Dès le 11 au matin un reporter déjà sur place, en raison des risques liés aux très fortes chutes de neige, envoie ses images pour le journal de 13 heures. Philippe Gildas, présentateur du JT, commence avant l'envoi du reportage à poser la question des responsabilités, de la vulnérabilité de ce chalet aux baies vitrées, largement ouvertes vers la pente ; il s'interroge sur le fait que dans un contexte menaçant rien n'ait été fait pour protéger les résidents. Une démarche bien différente des reportages actuels où cette question arrive toujours tardivement quand elle est posée. Les images tournées montrent essentiellement le travail méthodique des sauveteurs pour tenter de retrouver les corps vivants ou blessés et transportés à l'abri. Les voitures recouvertes et souvent broyées, la longueur de tiges permettant de sonder attestent de la hauteur et de la violence de la coulée. La parole est donnée à un des responsables qui, en des termes concis et apparemment sans émotion, explique le travail des sauveteurs, la solidarité et l'efficacité qui se manifestent dans ces circonstances.
Après des images qui pointent l'enfermement de la vallée, coupée par les avalanches avec les quantités de neige qu'il faut déblayer (images des camions et des pelleteuses enlevant les murs de neige provenant visiblement des pentes abruptes surplombant la route d'accès), la parole est donnée à Raymond Marcellin, ministre de l'intérieur. A l'instar de ce qui avait été initié lors des inondations dans la vallée du Rhône au milieu du 19ème siècle avec le déplacement de Napoléon III venu assurer les populations de sa compassion, le déplacement du ministre de l'intérieur signe l'importance de cet événement.
Dans ce type de reportage, c'est une des premières fois où un ministre annonce en direct des mesures pour la prévention des risques : mise en place d'un plan de lutte contre de telles catastrophes, volonté de conduire une politique plus sévère en matière d'implantation foncière.
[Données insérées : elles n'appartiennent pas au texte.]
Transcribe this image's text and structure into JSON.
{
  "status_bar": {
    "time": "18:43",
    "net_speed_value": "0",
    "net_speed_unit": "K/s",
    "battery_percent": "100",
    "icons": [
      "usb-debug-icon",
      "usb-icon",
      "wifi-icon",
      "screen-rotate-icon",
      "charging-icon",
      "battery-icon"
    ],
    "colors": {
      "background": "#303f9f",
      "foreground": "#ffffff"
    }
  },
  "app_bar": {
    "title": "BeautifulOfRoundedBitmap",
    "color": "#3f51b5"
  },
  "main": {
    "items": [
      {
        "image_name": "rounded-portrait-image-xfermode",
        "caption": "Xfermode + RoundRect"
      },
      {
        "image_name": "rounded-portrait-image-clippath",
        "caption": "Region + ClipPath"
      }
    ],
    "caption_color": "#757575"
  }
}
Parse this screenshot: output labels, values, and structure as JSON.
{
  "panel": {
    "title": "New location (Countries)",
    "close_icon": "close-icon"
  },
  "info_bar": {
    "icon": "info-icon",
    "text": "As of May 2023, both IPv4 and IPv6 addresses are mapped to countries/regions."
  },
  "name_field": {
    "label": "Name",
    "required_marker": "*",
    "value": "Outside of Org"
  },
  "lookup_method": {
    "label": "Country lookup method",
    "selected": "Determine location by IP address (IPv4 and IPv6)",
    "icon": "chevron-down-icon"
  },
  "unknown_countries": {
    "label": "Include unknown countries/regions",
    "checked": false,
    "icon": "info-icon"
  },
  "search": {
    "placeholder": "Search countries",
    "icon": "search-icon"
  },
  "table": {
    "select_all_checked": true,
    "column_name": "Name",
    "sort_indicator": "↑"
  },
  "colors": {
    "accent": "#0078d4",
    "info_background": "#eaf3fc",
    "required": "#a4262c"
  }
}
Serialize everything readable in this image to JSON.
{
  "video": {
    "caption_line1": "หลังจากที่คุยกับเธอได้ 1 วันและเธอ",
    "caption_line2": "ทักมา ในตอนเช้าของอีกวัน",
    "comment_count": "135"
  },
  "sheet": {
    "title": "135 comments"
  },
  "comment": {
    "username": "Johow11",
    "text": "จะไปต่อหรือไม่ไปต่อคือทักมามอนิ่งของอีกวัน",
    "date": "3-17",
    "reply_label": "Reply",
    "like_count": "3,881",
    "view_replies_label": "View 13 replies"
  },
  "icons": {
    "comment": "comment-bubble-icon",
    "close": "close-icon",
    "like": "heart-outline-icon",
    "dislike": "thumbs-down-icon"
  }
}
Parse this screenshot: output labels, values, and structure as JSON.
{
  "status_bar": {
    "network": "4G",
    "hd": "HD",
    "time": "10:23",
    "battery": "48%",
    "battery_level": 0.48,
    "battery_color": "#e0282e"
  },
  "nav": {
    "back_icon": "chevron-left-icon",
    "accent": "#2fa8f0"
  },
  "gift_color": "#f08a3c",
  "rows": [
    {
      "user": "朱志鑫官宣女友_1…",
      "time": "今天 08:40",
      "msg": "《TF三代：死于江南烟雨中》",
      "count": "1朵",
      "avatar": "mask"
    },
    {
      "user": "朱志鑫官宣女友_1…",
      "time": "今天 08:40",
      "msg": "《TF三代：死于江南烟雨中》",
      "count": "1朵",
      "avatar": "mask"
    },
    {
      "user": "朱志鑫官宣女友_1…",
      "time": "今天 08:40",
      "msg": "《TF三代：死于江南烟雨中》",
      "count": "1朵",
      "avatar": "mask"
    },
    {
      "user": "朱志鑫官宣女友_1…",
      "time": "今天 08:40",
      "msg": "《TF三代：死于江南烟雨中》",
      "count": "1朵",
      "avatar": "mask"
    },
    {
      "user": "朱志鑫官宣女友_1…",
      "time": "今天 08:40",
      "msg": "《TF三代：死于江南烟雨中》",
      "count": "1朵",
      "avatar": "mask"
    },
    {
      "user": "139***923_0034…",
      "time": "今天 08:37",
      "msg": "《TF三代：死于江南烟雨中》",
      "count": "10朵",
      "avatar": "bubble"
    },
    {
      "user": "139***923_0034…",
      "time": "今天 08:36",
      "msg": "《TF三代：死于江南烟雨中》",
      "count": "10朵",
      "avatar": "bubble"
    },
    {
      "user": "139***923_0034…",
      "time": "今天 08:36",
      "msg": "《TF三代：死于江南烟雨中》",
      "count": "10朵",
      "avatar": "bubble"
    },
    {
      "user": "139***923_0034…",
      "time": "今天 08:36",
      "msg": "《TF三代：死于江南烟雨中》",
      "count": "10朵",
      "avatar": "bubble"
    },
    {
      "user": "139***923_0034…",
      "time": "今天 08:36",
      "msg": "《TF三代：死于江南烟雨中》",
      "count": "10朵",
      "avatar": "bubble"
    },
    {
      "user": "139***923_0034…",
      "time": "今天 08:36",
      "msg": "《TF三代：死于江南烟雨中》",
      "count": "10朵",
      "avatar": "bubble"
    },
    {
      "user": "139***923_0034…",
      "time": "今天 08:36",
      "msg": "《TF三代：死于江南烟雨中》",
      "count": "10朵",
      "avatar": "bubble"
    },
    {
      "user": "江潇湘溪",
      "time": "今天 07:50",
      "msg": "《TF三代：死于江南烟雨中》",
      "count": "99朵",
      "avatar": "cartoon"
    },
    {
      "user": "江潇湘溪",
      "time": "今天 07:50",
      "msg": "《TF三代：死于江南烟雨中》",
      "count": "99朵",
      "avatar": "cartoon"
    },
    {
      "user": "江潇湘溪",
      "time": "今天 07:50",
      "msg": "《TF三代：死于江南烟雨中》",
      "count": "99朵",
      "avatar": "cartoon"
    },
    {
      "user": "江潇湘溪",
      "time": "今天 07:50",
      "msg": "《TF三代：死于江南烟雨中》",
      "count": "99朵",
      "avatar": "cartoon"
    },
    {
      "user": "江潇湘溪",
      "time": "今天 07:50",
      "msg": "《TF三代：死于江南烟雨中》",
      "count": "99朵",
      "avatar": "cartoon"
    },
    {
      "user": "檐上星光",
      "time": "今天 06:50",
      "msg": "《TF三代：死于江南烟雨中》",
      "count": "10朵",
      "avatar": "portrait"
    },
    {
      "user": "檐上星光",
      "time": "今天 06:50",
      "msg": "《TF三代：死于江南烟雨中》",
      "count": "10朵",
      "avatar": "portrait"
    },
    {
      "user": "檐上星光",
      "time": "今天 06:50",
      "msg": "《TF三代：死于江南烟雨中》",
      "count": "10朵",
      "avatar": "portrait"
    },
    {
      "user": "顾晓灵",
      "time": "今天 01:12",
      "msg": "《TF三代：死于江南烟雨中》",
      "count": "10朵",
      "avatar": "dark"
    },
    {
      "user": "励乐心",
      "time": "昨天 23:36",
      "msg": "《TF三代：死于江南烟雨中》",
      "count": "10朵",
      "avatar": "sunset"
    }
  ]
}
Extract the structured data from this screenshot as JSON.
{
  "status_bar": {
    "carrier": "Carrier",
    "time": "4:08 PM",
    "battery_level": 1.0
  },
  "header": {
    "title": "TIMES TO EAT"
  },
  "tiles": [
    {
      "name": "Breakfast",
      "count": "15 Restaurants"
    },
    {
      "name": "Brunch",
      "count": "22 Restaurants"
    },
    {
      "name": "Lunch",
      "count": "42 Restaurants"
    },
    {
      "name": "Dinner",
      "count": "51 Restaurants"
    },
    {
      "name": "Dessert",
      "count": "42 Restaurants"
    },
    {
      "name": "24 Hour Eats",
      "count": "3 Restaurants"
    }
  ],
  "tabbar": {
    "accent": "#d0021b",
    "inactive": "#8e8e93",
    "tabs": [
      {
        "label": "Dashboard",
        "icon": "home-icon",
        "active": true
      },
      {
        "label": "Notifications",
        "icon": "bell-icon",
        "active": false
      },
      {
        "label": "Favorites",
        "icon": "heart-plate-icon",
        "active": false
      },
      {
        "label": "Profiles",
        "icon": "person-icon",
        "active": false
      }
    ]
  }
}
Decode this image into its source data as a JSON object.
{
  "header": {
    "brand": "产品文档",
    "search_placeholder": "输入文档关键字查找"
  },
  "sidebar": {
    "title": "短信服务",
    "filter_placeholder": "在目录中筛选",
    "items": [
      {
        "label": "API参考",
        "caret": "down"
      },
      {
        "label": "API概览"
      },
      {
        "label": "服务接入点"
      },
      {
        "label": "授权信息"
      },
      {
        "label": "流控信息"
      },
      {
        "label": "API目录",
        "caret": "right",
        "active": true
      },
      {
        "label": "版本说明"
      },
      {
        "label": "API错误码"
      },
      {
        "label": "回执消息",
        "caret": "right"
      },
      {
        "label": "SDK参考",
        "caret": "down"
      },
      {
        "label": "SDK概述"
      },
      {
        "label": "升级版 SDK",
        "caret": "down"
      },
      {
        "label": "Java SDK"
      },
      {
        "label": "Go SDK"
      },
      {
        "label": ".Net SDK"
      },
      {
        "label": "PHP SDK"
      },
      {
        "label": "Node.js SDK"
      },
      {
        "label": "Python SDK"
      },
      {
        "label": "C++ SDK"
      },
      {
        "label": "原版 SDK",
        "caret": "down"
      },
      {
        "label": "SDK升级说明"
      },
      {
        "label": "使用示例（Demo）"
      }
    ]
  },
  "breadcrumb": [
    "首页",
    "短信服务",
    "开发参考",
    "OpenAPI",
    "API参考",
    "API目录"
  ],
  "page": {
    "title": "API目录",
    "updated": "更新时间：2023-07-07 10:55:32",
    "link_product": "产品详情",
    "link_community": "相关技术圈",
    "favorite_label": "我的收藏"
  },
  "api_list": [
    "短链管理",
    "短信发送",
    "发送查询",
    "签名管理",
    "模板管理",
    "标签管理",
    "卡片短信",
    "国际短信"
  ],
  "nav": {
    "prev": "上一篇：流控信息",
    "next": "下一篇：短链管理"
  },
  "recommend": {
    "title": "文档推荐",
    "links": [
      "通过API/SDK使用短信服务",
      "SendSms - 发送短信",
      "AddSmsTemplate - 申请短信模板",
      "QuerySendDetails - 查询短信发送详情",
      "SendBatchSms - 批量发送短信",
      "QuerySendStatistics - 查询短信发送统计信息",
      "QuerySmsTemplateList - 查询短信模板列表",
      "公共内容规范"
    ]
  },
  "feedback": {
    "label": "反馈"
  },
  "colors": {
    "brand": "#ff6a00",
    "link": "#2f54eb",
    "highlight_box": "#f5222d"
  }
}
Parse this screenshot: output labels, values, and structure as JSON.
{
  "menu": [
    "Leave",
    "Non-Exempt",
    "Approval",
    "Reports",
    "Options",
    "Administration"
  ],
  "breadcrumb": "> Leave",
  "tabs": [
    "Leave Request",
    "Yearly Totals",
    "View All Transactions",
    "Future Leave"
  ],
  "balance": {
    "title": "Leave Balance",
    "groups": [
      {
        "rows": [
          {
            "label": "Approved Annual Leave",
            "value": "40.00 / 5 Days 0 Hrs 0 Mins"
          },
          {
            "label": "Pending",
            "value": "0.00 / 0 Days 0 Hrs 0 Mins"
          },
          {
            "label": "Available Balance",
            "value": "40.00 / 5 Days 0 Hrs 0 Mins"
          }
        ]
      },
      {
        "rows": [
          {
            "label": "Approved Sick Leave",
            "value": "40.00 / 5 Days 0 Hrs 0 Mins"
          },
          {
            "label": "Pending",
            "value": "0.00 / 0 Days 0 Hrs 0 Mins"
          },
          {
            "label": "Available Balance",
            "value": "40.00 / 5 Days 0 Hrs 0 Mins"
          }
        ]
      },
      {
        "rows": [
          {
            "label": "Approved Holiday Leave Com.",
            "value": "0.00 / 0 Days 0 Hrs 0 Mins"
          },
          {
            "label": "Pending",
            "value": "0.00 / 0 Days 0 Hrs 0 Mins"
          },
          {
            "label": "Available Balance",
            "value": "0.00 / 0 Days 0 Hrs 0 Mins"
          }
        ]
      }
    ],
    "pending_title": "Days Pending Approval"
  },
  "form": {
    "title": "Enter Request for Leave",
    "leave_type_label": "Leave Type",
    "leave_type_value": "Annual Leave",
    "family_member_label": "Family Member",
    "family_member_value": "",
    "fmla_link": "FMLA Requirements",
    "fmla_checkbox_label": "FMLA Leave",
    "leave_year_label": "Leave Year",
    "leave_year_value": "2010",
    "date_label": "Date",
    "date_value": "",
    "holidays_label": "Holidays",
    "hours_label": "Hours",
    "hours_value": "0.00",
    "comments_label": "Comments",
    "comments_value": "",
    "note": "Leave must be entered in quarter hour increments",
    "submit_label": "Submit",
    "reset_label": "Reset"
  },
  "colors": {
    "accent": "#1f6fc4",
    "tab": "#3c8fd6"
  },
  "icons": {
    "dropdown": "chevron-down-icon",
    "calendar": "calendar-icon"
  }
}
Tout en insistant sur le fait que la catastrophe n'était pas prévisible, en faisant référence aux affirmations des habitants - ce qui ôte toute responsabilité aux différents niveaux de la hiérarchie administrative et politique - il réitère sa détermination à lutter contre les intérêts particuliers qui mettent en danger l'aménagement des territoires et au final les populations. Le résultat immédiat est la création de la loi instaurant les Plans exposition aux risques (PER) qui doit élaborer une cartographie précise. Ces PER seront ensuite modifiés et leur portée élargie pour concerner l'ensemble des risques avec la loi instaurant les PPR. C'est aussi à la suite de cet événement qu'est créé en 1971 l'Association nationale pour l'étude de la neige et des avalanches (ANENA). L'épisode catastrophique de Val d'Isère représente un tournant dans la législation et une étape forte dans la représentation des catastrophes de cette nature à la télévision. Dès lors que des victimes sont comptées, elles sont fortement médiatisées, entraînant la venue et l'intervention des politiques (cf. l'avalanche des Orres en 1998). Une exception cependant : l'avalanche de Montroc à Chamonix, durant l'hiver 1999, représentée à minima par la télévision malgré son nombre de victimes au sein de la population locale et parmi les touristes.